教室には机もなく、厚い埃とえげつない異臭に充満されていた。

ゆみは隼人の手を軽く叩き、降ろしてほしいと合図した。

隼人は従ったが、まだゆみを支えていた。

背中に走る激痛に耐えながら、ゆみは歯を食いしばって教室の中央へ進んだ。

彼女はお札を取り出し、呪文を唱えると、それを床に貼り付けた。

そして埃まみれの床を手で触れた。

数秒後、ゆみは全身が震えた。

次の瞬間、隼人が反応する間もなく、彼女は床に倒れ込んだ。

ゆみは気を失ったわけではなかった。お札の効果によって、その教室で起きた過去の出来事を追体験していたのだ。

彼女は教壇の横に立ち、6人の学生が机を囲んでいるのが見えた。

机の上にはろうそくが2本灯り、その間に「はい」と「いいえ」と書かれた白い紙が置かれていた。
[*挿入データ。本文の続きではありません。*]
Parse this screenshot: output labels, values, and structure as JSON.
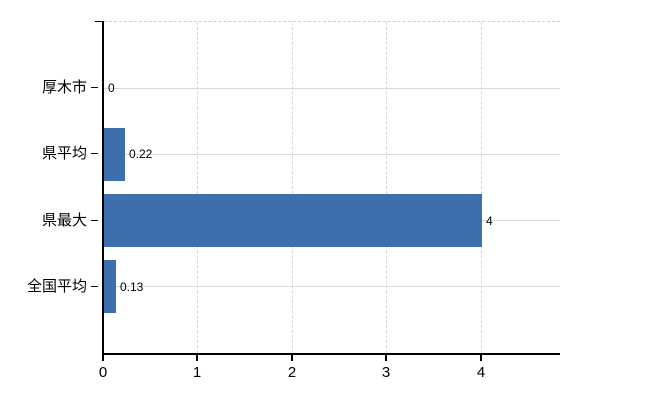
{
  "chart_data": {
    "type": "bar",
    "orientation": "horizontal",
    "title": "",
    "categories": [
      "厚木市",
      "県平均",
      "県最大",
      "全国平均"
    ],
    "values": [
      0,
      0.22,
      4,
      0.13
    ],
    "value_labels": [
      "0",
      "0.22",
      "4",
      "0.13"
    ],
    "x_ticks": [
      0,
      1,
      2,
      3,
      4
    ],
    "x_tick_labels": [
      "0",
      "1",
      "2",
      "3",
      "4"
    ],
    "xlim": [
      0,
      4.83
    ],
    "grid": true,
    "legend_visible": false,
    "colors": {
      "bar": "#3d6fae",
      "h_gridline": "#d5dcd5",
      "v_gridline": "#ddd3dd",
      "top_border": "#cfcfcf",
      "axis": "#000000",
      "text": "#000000",
      "background": "#ffffff"
    }
  }
}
学生たちはこっくりさんという降霊術の儀式を行っていた。

しばらくすると、赤い服の女の霊が現れた。

まさにゆみを襲ったあの霊だ。

女の霊はある男子生徒の背後に立ち、陰の気で筆を動かしていた。

その顔には嘲笑うような笑みが浮かんでいた。

答えを得た学生たちは順番を交替して、質問を続けた。

しかし最初に参加した女子生徒の一人が突然嘲るように言った。

「全部ウソじゃん!答えがおかしいわ!彼氏は私を愛してるのに、こっくりさんは裏切ったと言ってる!」

その言葉で、女の霊の表情は一変した。

彼女は女子生徒を睨みつけ、ろうそくの炎を念で激しく揺らした。

ゆみは胸騒ぎを覚えた。

霊を呼び出しておきながら、その答えを否定するなんて、自殺行為だ!

女の霊は怒りに震え、その女子生徒に憑依した。

そして突然、ペンを握ると向かいの男子生徒の胸を刺した。

他の4人の学生はパニックに陥った。